Placebos have been, and will continue to be, used in clinical trials of drugs for diseases or disorders for which the ‘‘best current therapeutic method’’ is available but needs to be challenged in a further study. It is considered ethical to delay or omit the use of an available treatment in order to conduct a placebo-controlled trial, provided that only temporary discomfort and no serious adverse consequences are expected, and that the study participants are fully informed about alternative forms of treatment and their right to opt for them (4). Examples of such studies are clinical trials of analgesics, hypnotics, anti-emetics, antihistamines, or weight-reducing drugs. Placebo may also be crucial for ‘‘add-on’’ studies, in which the treatment to be tested and a placebo are each added to a standard therapy. A further difficulty is that if Article 29 is interpreted liberally, one may ask how two locally available and affordable traditional medicines may be compared, or how a herbal product may be tested against a commonly used pharmaceutical product that is not necessarily the best current therapeutic method.

On these points and others, the revised Declaration of Helsinki has stimulated lively debate. Clearly it is time for effective self-regulation within multinational health research, and for both sponsoring and host countries to cooperate systematically in reviewing and assessing the ethics, public health value and scientific soundness of research proposals. A major priority now is to build up national capacity for scientific and ethical review, and to establish and support competent ethical review committees in all countries that host multinational studies.

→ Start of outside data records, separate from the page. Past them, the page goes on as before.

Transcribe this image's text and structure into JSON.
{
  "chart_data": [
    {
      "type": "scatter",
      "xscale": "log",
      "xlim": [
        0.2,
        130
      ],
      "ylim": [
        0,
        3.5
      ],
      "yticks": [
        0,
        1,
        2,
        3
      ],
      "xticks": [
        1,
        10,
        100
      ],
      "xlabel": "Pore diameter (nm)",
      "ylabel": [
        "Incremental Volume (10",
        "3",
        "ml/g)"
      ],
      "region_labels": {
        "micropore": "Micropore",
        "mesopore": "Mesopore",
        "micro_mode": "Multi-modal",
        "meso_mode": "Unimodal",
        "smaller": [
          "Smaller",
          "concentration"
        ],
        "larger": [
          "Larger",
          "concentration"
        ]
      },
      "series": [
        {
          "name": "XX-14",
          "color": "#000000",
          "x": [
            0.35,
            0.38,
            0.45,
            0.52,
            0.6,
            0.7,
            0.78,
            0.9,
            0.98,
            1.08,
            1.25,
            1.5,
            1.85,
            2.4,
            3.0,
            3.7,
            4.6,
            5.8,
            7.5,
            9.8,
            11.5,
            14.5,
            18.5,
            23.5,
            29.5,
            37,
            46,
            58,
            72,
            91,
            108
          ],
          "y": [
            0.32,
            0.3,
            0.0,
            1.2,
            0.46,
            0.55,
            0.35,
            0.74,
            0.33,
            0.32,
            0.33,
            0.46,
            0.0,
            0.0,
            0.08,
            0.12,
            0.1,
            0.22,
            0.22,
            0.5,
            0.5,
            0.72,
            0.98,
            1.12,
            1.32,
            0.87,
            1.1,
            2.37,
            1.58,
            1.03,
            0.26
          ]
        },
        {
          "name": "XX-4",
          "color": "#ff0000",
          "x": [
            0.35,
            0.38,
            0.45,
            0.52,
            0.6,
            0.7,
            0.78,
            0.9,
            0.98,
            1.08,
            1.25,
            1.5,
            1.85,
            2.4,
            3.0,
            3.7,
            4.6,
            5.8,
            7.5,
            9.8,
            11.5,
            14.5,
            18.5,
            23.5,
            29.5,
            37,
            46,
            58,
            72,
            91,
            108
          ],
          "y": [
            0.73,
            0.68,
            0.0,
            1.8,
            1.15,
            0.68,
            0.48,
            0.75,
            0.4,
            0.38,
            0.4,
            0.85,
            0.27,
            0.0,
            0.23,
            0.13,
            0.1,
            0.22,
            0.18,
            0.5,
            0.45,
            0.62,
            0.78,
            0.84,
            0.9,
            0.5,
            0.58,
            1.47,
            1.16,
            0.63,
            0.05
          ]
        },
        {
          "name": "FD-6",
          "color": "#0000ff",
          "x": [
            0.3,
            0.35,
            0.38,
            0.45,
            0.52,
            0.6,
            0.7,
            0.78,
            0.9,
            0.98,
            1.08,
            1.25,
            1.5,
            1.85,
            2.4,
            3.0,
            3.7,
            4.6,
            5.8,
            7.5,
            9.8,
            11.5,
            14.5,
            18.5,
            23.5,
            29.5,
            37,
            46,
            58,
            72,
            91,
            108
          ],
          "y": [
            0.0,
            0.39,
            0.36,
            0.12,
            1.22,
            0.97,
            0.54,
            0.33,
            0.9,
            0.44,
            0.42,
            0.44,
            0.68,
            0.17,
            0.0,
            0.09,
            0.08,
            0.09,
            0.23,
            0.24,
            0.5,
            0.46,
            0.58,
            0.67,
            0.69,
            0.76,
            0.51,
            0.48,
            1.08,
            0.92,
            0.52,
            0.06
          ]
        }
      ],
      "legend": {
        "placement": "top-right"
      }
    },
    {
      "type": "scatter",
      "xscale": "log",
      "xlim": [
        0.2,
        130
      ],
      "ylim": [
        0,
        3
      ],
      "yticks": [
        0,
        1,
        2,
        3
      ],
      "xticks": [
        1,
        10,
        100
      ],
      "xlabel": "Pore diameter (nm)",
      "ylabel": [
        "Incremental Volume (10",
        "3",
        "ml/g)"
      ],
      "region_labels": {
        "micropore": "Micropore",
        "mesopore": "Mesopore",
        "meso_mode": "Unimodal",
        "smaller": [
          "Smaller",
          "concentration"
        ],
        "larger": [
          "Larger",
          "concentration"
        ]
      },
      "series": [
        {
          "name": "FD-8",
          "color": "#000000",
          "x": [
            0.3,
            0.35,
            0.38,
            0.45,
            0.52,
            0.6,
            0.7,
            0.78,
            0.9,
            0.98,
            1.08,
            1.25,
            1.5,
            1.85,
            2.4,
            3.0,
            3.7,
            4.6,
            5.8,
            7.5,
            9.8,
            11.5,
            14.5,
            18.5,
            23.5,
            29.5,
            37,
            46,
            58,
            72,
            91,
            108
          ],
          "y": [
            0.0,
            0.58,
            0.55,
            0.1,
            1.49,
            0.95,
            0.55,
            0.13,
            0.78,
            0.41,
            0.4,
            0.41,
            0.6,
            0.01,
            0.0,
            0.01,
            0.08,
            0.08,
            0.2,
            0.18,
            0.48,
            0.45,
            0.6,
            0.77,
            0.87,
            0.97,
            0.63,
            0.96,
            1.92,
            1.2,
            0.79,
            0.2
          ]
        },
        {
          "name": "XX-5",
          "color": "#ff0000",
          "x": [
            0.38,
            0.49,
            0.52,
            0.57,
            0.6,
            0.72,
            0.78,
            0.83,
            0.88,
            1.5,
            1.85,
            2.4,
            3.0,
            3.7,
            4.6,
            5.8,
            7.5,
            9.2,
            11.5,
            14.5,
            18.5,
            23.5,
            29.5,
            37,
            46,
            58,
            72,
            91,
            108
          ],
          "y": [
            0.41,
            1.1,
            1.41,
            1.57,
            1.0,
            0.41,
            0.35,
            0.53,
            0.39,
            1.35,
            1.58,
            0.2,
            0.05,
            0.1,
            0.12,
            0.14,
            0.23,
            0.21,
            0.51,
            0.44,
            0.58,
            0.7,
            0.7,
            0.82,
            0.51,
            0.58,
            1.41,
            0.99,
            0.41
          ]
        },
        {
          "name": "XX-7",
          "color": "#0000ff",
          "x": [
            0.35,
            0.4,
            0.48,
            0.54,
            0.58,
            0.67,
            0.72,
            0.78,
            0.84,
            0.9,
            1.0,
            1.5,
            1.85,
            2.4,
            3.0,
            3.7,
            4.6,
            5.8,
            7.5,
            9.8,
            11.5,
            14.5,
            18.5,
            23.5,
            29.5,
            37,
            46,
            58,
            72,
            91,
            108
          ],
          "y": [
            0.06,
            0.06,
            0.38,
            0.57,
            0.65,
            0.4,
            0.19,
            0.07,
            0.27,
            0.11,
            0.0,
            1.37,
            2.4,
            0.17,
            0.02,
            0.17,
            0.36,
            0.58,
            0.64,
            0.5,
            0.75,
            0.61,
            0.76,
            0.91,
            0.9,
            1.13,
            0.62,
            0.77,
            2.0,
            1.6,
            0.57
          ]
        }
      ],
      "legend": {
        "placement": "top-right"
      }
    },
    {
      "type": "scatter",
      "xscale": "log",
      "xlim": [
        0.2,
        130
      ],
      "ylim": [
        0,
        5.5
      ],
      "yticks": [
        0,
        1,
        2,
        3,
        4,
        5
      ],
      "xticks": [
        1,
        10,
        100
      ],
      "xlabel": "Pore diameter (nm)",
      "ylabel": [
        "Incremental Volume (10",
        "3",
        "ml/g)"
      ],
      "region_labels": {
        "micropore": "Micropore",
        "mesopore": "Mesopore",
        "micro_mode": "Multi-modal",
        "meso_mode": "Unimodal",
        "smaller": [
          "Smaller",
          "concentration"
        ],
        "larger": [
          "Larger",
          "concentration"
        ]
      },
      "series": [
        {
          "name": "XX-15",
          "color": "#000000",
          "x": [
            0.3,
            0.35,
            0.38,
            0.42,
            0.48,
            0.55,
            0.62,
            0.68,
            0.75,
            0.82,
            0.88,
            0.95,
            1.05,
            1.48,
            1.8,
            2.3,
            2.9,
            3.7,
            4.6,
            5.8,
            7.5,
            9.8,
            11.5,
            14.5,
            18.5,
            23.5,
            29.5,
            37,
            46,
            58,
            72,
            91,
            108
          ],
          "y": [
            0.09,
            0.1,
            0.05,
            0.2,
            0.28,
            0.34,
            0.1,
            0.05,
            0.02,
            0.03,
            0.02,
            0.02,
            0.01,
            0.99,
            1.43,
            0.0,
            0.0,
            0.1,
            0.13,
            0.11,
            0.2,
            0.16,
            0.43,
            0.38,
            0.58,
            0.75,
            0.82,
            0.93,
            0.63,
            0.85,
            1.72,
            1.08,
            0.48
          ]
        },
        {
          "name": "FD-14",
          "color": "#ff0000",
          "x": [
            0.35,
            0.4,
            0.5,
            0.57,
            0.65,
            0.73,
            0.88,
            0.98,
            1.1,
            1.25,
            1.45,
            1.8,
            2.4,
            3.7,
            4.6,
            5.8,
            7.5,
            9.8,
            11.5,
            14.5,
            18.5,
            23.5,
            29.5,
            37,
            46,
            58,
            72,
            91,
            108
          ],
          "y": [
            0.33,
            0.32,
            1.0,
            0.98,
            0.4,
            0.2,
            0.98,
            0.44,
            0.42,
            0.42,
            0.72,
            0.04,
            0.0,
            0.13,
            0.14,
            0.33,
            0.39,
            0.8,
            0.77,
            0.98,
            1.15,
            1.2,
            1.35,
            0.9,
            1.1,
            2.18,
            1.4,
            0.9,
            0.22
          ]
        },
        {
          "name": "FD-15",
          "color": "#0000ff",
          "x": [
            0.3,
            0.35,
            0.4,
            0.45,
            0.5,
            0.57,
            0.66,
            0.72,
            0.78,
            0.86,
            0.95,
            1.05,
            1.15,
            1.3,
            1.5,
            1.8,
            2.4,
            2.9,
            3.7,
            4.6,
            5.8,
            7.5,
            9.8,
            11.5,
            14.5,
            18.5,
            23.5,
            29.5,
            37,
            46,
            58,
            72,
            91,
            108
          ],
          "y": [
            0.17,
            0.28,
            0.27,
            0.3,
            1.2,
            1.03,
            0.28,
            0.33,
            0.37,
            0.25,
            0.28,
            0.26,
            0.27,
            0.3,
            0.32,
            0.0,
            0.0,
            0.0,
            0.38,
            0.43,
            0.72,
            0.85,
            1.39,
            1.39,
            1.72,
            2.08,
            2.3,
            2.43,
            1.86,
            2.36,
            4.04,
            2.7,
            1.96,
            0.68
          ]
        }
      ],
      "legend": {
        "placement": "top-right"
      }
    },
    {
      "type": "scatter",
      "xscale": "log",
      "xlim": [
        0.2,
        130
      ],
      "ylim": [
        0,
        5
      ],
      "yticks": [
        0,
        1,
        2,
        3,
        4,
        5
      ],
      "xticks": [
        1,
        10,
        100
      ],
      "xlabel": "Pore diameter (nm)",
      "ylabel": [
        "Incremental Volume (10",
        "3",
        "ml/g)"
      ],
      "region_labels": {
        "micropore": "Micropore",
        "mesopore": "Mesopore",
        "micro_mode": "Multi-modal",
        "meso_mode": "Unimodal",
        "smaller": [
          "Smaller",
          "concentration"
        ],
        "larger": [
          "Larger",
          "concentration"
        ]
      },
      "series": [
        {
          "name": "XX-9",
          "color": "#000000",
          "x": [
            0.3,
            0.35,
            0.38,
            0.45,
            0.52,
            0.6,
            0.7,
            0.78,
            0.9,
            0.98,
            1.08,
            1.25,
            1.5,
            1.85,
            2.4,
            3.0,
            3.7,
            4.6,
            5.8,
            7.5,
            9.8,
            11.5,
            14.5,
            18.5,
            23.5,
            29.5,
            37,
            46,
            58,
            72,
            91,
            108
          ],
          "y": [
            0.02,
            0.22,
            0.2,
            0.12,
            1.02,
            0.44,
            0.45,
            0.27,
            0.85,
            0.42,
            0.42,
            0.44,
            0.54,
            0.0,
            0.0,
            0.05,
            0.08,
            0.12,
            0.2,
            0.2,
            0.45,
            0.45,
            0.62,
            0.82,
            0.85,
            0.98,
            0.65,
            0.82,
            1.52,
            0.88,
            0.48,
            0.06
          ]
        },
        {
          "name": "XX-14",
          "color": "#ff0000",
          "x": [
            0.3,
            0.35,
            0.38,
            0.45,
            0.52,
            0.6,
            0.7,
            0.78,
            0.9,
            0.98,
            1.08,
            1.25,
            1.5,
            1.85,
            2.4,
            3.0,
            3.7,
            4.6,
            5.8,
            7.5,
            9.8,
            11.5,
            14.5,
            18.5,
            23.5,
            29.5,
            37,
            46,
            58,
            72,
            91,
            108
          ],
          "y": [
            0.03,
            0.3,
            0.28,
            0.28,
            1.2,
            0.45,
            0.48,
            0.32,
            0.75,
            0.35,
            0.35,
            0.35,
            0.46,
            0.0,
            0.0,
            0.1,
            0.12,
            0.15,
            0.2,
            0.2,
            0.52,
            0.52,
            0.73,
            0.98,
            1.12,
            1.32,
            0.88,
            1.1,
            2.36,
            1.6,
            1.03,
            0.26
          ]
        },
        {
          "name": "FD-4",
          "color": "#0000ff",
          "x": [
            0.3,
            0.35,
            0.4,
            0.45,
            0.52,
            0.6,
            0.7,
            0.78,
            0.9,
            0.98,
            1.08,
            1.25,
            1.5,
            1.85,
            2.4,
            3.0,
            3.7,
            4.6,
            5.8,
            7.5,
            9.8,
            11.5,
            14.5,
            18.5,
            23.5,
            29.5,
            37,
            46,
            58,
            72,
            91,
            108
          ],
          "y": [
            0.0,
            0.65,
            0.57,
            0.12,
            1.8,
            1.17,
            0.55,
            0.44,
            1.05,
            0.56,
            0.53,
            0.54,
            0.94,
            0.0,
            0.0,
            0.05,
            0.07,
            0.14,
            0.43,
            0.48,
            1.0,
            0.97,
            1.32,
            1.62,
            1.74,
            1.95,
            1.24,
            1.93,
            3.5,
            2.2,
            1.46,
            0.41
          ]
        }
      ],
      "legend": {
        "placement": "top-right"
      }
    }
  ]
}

1. Beecher HK. Ethics and clinical research. The New England Journal of Medicine, 1966, 274: 1354–1360.

2. Pappworth M. Human guinea pigs: experimentation on man. London, Routledge & Kegan Paul, 1967.

3. Idänpään-Heikkilä JE. Foreword. World Market Series Business Briefing Pharma Tech. London, World Market Research Centre, 2000, www.wmrc.com,16–17.

4. Guideline E10: choice of control group and related issues in clinical trials. International Conference on Harmonisation of Technical Requirements for Registration of Pharmaceutical for Human Use (ICH). Geneva, International Federation of Pharmaceutical Manufacturers Associations, 2000 (www.ifpma.org/pdfifpma/e10stepp4.pdf).



1 Secretary General, Council for International Organizations of Medical Sciences (CIOMS), c/o WHO, 1211 Geneva 27, Switzerland.